Respond promptly: don’t leave email unread for more than two days.  If the email is long and you do not have time to respond to the entire email, send a brief email acknowledging its receipt and your intent to reply in more detail.

Errors: spelling and grammatical errors are unprofessional.  Proof read everything before sending. It is not cute to make spelling mistakes, it just makes you look stoopid.

Never send ‘flame mail’: this is the email that you send out to someone who has annoyed you and you immediately regret it.  If you are angry with someone, it is best to speak to them face to face.

CC: if you love to ‘cc’ or ‘bcc’ people – you have a problem.

Junk Mail: remove yourself from newsletters you don’t read or need. It may take a few extra seconds, but it can save you a lot of unnecessary emails in the future.

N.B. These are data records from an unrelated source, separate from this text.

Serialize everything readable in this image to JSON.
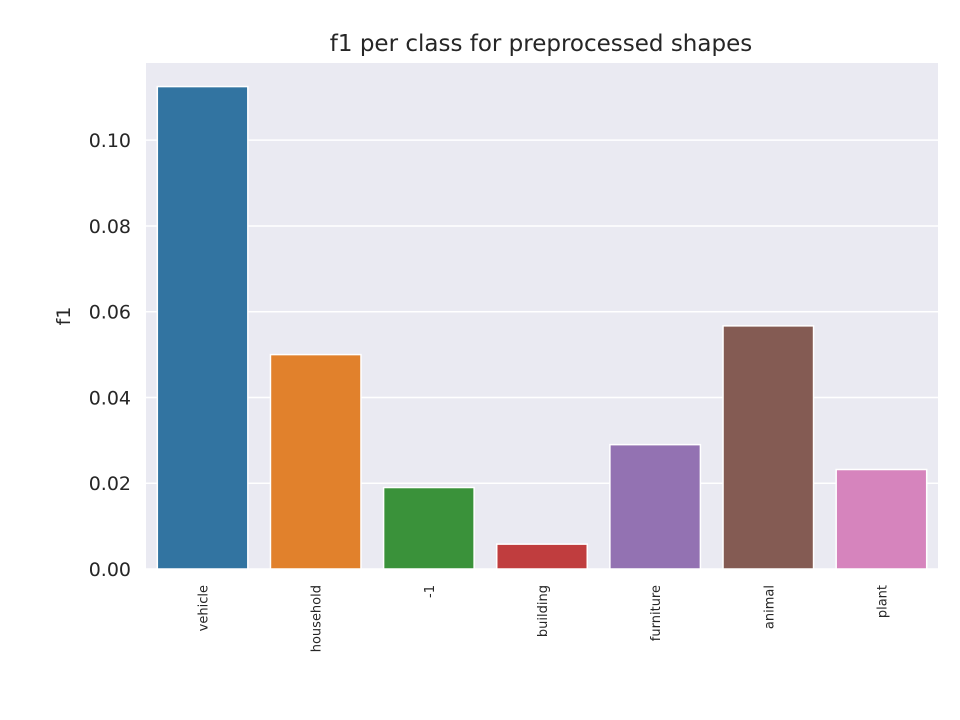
{
  "chart_data": {
    "type": "bar",
    "title": "f1 per class for preprocessed shapes",
    "xlabel": "",
    "ylabel": "f1",
    "ylim": [
      0,
      0.118
    ],
    "yticks": [
      "0.00",
      "0.02",
      "0.04",
      "0.06",
      "0.08",
      "0.10"
    ],
    "categories": [
      "vehicle",
      "household",
      "-1",
      "building",
      "furniture",
      "animal",
      "plant"
    ],
    "values": [
      0.1125,
      0.05,
      0.019,
      0.0058,
      0.029,
      0.0567,
      0.0232
    ],
    "colors": [
      "#3274a1",
      "#e1812c",
      "#3a923a",
      "#c03d3e",
      "#9372b2",
      "#845b53",
      "#d684bd"
    ],
    "background": "#eaeaf2",
    "grid": true,
    "legend": "none"
  }
}
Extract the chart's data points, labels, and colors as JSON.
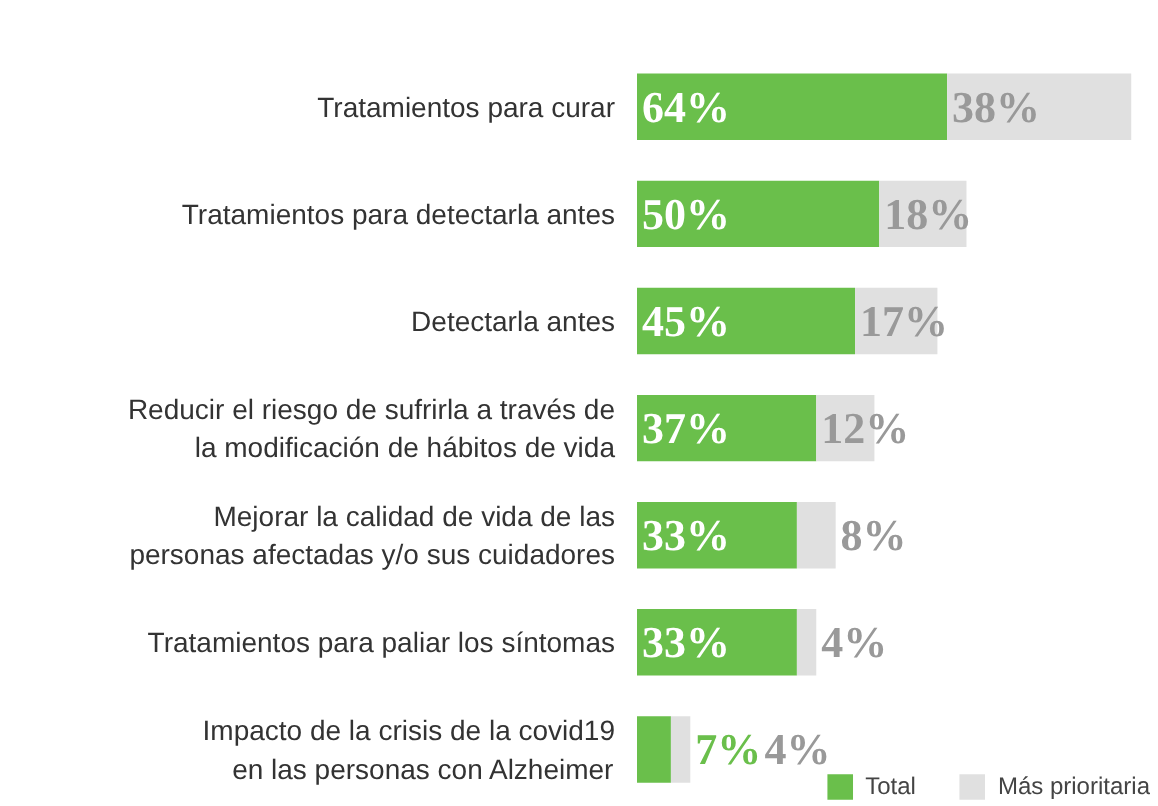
{
  "chart_data": {
    "type": "bar",
    "orientation": "horizontal",
    "stacked": true,
    "categories": [
      "Tratamientos para curar",
      "Tratamientos para detectarla antes",
      "Detectarla antes",
      "Reducir el riesgo de sufrirla a través de\nla modificación de hábitos de vida",
      "Mejorar la calidad de vida de las\npersonas afectadas y/o sus cuidadores",
      "Tratamientos para paliar los síntomas",
      "Impacto de la crisis de la covid19\nen las personas con Alzheimer"
    ],
    "series": [
      {
        "name": "Total",
        "color": "#6abf4b",
        "values": [
          64,
          50,
          45,
          37,
          33,
          33,
          7
        ],
        "value_labels": [
          "64%",
          "50%",
          "45%",
          "37%",
          "33%",
          "33%",
          "7%"
        ]
      },
      {
        "name": "Más prioritaria",
        "color": "#e0e0e0",
        "values": [
          38,
          18,
          17,
          12,
          8,
          4,
          4
        ],
        "value_labels": [
          "38%",
          "18%",
          "17%",
          "12%",
          "8%",
          "4%",
          "4%"
        ]
      }
    ],
    "legend": "bottom right",
    "grid": false
  }
}
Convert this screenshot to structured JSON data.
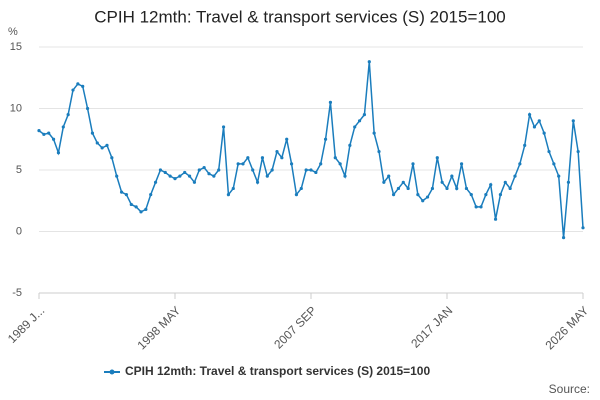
{
  "chart_data": {
    "type": "line",
    "title": "CPIH 12mth: Travel & transport services (S) 2015=100",
    "y_unit": "%",
    "source": "Source:",
    "categories": [
      "1989 J...",
      null,
      null,
      null,
      null,
      null,
      null,
      null,
      null,
      null,
      null,
      null,
      null,
      null,
      null,
      null,
      null,
      null,
      null,
      null,
      null,
      null,
      null,
      null,
      null,
      null,
      null,
      null,
      "1998 MAY",
      null,
      null,
      null,
      null,
      null,
      null,
      null,
      null,
      null,
      null,
      null,
      null,
      null,
      null,
      null,
      null,
      null,
      null,
      null,
      null,
      null,
      null,
      null,
      null,
      null,
      null,
      null,
      "2007 SEP",
      null,
      null,
      null,
      null,
      null,
      null,
      null,
      null,
      null,
      null,
      null,
      null,
      null,
      null,
      null,
      null,
      null,
      null,
      null,
      null,
      null,
      null,
      null,
      null,
      null,
      null,
      null,
      "2017 JAN",
      null,
      null,
      null,
      null,
      null,
      null,
      null,
      null,
      null,
      null,
      null,
      null,
      null,
      null,
      null,
      null,
      null,
      null,
      null,
      null,
      null,
      null,
      null,
      null,
      null,
      null,
      null,
      "2026 MAY"
    ],
    "series": [
      {
        "name": "CPIH 12mth: Travel & transport services (S) 2015=100",
        "color": "#1a7dbd",
        "values": [
          8.2,
          7.9,
          8.0,
          7.5,
          6.4,
          8.5,
          9.5,
          11.5,
          12.0,
          11.8,
          10.0,
          8.0,
          7.2,
          6.8,
          7.0,
          6.0,
          4.5,
          3.2,
          3.0,
          2.2,
          2.0,
          1.6,
          1.8,
          3.0,
          4.0,
          5.0,
          4.8,
          4.5,
          4.3,
          4.5,
          4.8,
          4.5,
          4.0,
          5.0,
          5.2,
          4.7,
          4.5,
          5.0,
          8.5,
          3.0,
          3.5,
          5.5,
          5.5,
          6.0,
          5.0,
          4.0,
          6.0,
          4.5,
          5.0,
          6.5,
          6.0,
          7.5,
          5.5,
          3.0,
          3.5,
          5.0,
          5.0,
          4.8,
          5.5,
          7.5,
          10.5,
          6.0,
          5.5,
          4.5,
          7.0,
          8.5,
          9.0,
          9.5,
          13.8,
          8.0,
          6.5,
          4.0,
          4.5,
          3.0,
          3.5,
          4.0,
          3.5,
          5.5,
          3.0,
          2.5,
          2.8,
          3.5,
          6.0,
          4.0,
          3.5,
          4.5,
          3.5,
          5.5,
          3.5,
          3.0,
          2.0,
          2.0,
          3.0,
          3.8,
          1.0,
          3.0,
          4.0,
          3.5,
          4.5,
          5.5,
          7.0,
          9.5,
          8.5,
          9.0,
          8.0,
          6.5,
          5.5,
          4.5,
          -0.5,
          4.0,
          9.0,
          6.5,
          0.3
        ]
      }
    ],
    "ylim": [
      -5,
      15
    ],
    "yticks": [
      -5,
      0,
      5,
      10,
      15
    ],
    "grid": true
  }
}
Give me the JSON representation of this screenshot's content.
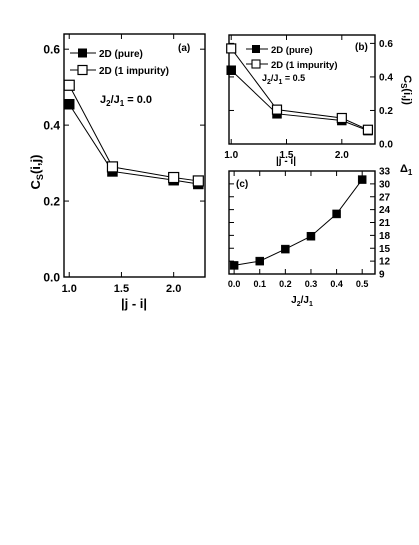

Final Thought: consider if the other person is a Reader or Listener

Management guru Peter Drucker suggests recognising someone as either a ‘reader’ or ‘listener’ as a way to help you get the best out of the person.  Readers learn and respond best to written messages; Listeners learn through oral communication.

If you sometimes find it difficult to communicate, or you just can’t understand each other, maybe you are writing to a listener or talking to reader.  Take this into account when trying to communicate with someone, and at the same time you should convey your preferred means of communication too.

So basically, if the person is quite chatty and enjoys talking to you (LISTENER), make sure that the emails you send them are quite brief and always follow up with a phone call.  If the person tends to look uncomfortable in meetings or has a tendency to write quite long emails (READER), highlight your ideas initially with a clear email.  Identifying people's preferences can help save you a lot of time (and emails).